By the late 1940s, thanks to the development of penicillin, doctors could halt acute strep infections and prevent permanent damage to young hearts. Rheumatic fever ceased to be a common condition. Today, in the U.S., it is regarded as a preventable disease, and not all states require that it be reported.
Penicillin also halted the development of chronic conditions caused by untreated syphilis that appeared decades after infection. General paresis (neurosyphilis) once accounted for up to 25 percent of the admissions to psychiatric hospitals. Untreated syphilis also caused blindness, paralysis, organ damage to every organ and severe pregnancy complications, as well as fetal and neonatal deaths.
Today, unfortunately, rates of syphilis are increasing, as federal and state governments shift dollars away from case finding and prevention of sexually transmitted diseases. This is another reminder that efforts focused on infectious disease are critical to the prevention of chronic disease.

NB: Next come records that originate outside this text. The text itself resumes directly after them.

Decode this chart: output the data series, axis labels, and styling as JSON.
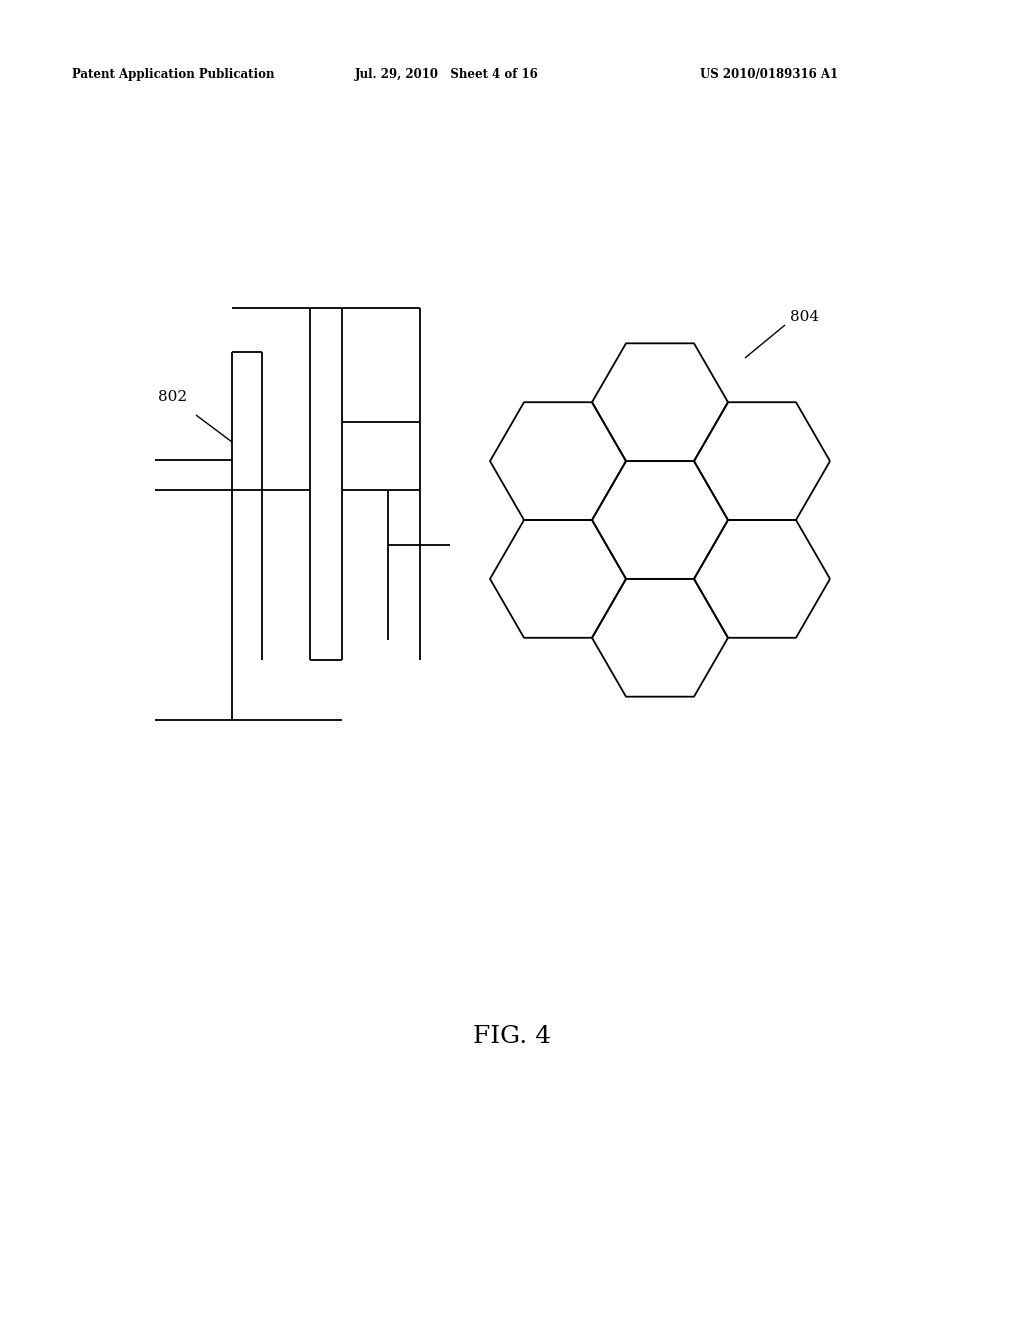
{
  "bg_color": "#ffffff",
  "line_color": "#000000",
  "line_width": 1.3,
  "header_text_left": "Patent Application Publication",
  "header_text_mid": "Jul. 29, 2010   Sheet 4 of 16",
  "header_text_right": "US 2010/0189316 A1",
  "fig_label": "FIG. 4",
  "label_802": "802",
  "label_804": "804"
}
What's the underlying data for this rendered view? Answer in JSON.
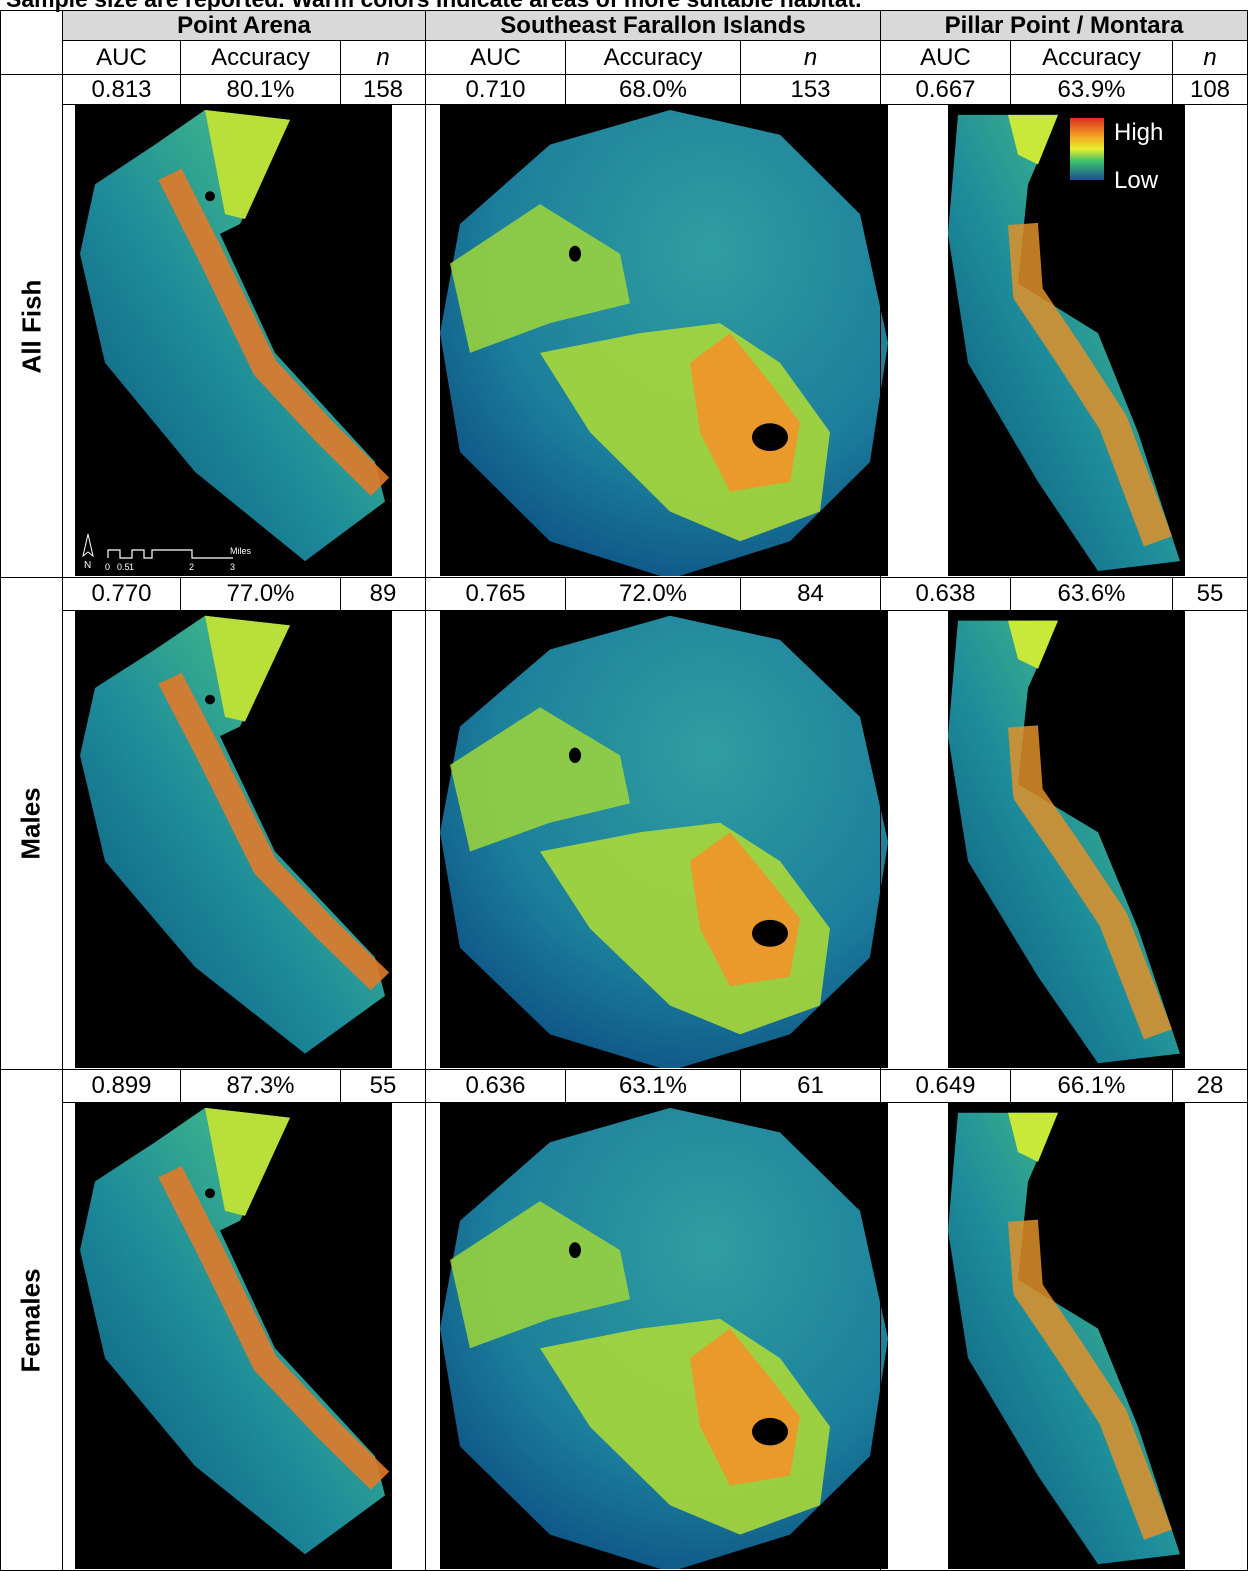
{
  "header": {
    "caption": "Sample size are reported. Warm colors indicate areas of more suitable habitat.",
    "sites": [
      "Point Arena",
      "Southeast Farallon Islands",
      "Pillar Point / Montara"
    ],
    "columns": [
      "AUC",
      "Accuracy",
      "n"
    ]
  },
  "rows": [
    {
      "label": "All Fish",
      "stats": [
        [
          "0.813",
          "80.1%",
          "158"
        ],
        [
          "0.710",
          "68.0%",
          "153"
        ],
        [
          "0.667",
          "63.9%",
          "108"
        ]
      ]
    },
    {
      "label": "Males",
      "stats": [
        [
          "0.770",
          "77.0%",
          "89"
        ],
        [
          "0.765",
          "72.0%",
          "84"
        ],
        [
          "0.638",
          "63.6%",
          "55"
        ]
      ]
    },
    {
      "label": "Females",
      "stats": [
        [
          "0.899",
          "87.3%",
          "55"
        ],
        [
          "0.636",
          "63.1%",
          "61"
        ],
        [
          "0.649",
          "66.1%",
          "28"
        ]
      ]
    }
  ],
  "legend": {
    "high": "High",
    "low": "Low"
  },
  "scale_bar": {
    "north": "N",
    "ticks": [
      "0",
      "0.5",
      "1",
      "2",
      "3"
    ],
    "unit": "Miles"
  }
}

A more recent finding underscores the link between acute infections and chronic disease. Researchers have revealed that individuals born and infected during the 1918 influenza pandemic suffered two to three times the rate of Parkinson’s disease compared to those born before and after that outbreak. Careful study of chronic disease can reveal its source in prior infections.
Today, we have begun to learn this lesson again, in the wake of the now five-year-old COVID pandemic.
COVID is an acute, infectious disease caused, like the 1918 outbreak, by a virus. Long COVID, which manifests as a variety of ongoing debilitating symptoms, is now a critical area of study for chronic disease researchers, who are tracing various conditions back to the initial infection. The estimates of the incidence of long COVID among those infected in the U.S. is 14 percent.
What long COVID will mean going forward for those of us who have been infected and continue to face infections is uncertain. What we can be sure of is that it is dangerous to view acute infectious disease and chronic disease funding as a competition.
The historical record shows that the battle to prevent and find cures for infectious disease will lead to a lower incidence of chronic, disabling diseases. At the same time, efforts to find treatments and cures for chronic diseases is vital. Research in both areas is integral to the public health enterprise.
Janet Golden, Ph.D. Professor Emerita, Rutgers University, is a medical historian. Her most recent book is “Babies Made Modern: How Infants Brought Americans into the Twentieth Century.”